Two Jokes For Men

Kell Connor
The Accident

A traveling salesman’s car breaks down on a lonesome rural road. He trudges to a farmhouse and pounds on the door. The farmer answers, irritated. “My car ….” begins the salesman, suddenly weeping. The farmer softens. “I see that you are a man who loves to weep,” says the farmer. “I would like to introduce you to my daughter.” He takes the salesman’s hand and leads him away from the house, out into the dark field. The salesman’s weeping increases in intensity, and the farmer responds by picking the salesman up, carrying him in his strong arms like a small child. The farmer makes no other attempt to soothe or console the weeping salesman, and walks briskly, with great purpose, toward some sort of large farm machinery. It’s a thresher, and its engine is churning but the blades seem stalled, not idling exactly, but jammed, straining. “My thresher ….” stammers the farmer, now weeping directly onto the salesman’s own weeping face. “Mama, I’m caught in the farm machine,” cries a voice from somewhere inside the thresher. “That’s my daughter,” sobs the farmer. “She’s been trapped in there for a month now.”

 

The Accident

A traveling salesman’s rental car stalls on a dim country road. He waits in the car with all of the windows rolled down for the wolves to come and finish him. He falls asleep sometime in the night. A wandering farmer wakes him in the morning, waving a photo of a teenage girl in his face. “Have you seen my daughter?” says the farmer. The sleeping salesman wakes slowly and says he’s waiting for the wolves. “I need you to help me find my daughter,” says the farmer, climbing into the backseat of the broken down rental car. “It won’t start,” protests the traveling salesman. “We’ll wait,” whispers the farmer.
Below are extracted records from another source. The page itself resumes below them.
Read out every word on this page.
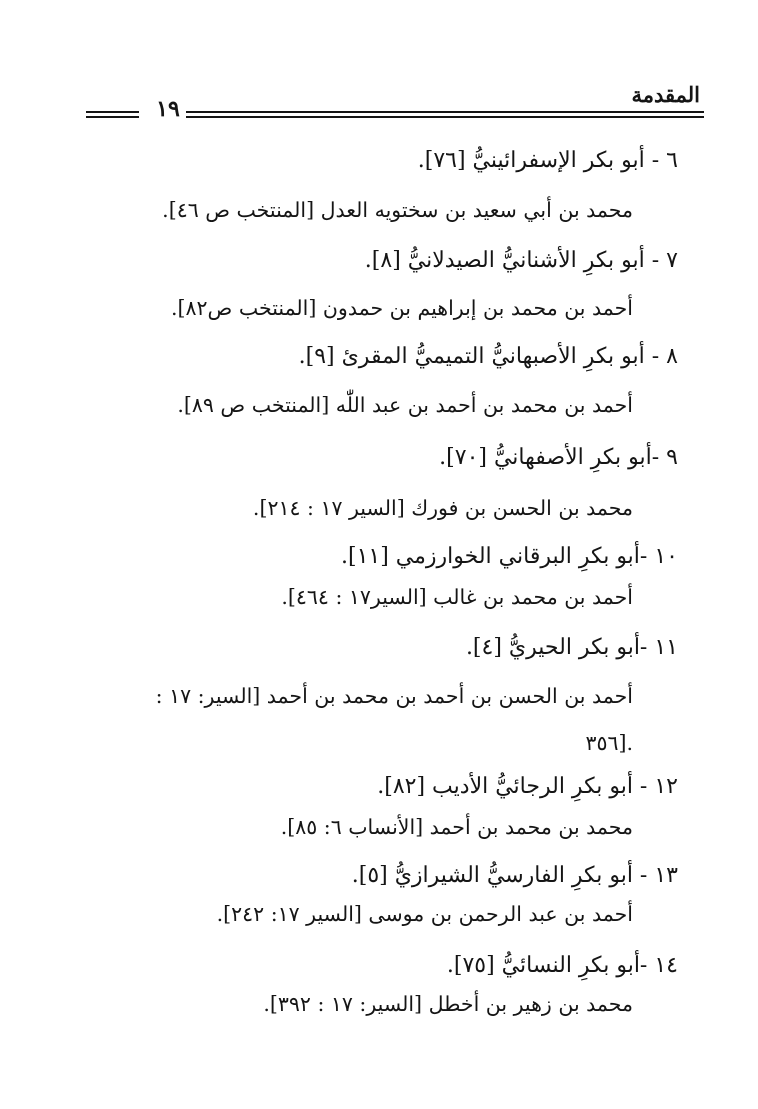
المقدمة
١٩
٦ - أبو بكر الإسفرائينيُّ [٧٦].
محمد بن أبي سعيد بن سختويه العدل [المنتخب ص ٤٦].
٧ - أبو بكرِ الأشنانيُّ الصيدلانيُّ [٨].
أحمد بن محمد بن إبراهيم بن حمدون [المنتخب ص٨٢].
٨ - أبو بكرِ الأصبهانيُّ التميميُّ المقرئ [٩].
أحمد بن محمد بن أحمد بن عبد اللّٰه [المنتخب ص ٨٩].
٩ -أبو بكرِ الأصفهانيُّ [٧٠].
محمد بن الحسن بن فورك [السير ١٧ : ٢١٤].
١٠ -أبو بكرِ البرقاني الخوارزمي [١١].
أحمد بن محمد بن غالب [السير١٧ : ٤٦٤].
١١ -أبو بكر الحيريُّ [٤].
أحمد بن الحسن بن أحمد بن محمد بن أحمد [السير: ١٧ :
.[٣٥٦
١٢ - أبو بكرِ الرجائيُّ الأديب [٨٢].
محمد بن محمد بن أحمد [الأنساب ٦: ٨٥].
١٣ - أبو بكرِ الفارسيُّ الشيرازيُّ [٥].
أحمد بن عبد الرحمن بن موسى [السير ١٧: ٢٤٢].
١٤ -أبو بكرِ النسائيُّ [٧٥].
محمد بن زهير بن أخطل [السير: ١٧ : ٣٩٢].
They spend a full week in the car, sleeping deeply and often. On the seventh morning, the traveling salesman says, “We will starve soon.” The farmer agrees. “There’s only one way out of this mess,” says the farmer, “but you might not like it.” The traveling salesman insists that he’ll do whatever it takes to save their lives. “Okay, then,” says the farmer. “You are my beautiful daughter now. Let’s go back to the farm and have a big supper.” The traveling salesman cries tears of pure joy for the rest of his natural life as a beautiful daughter.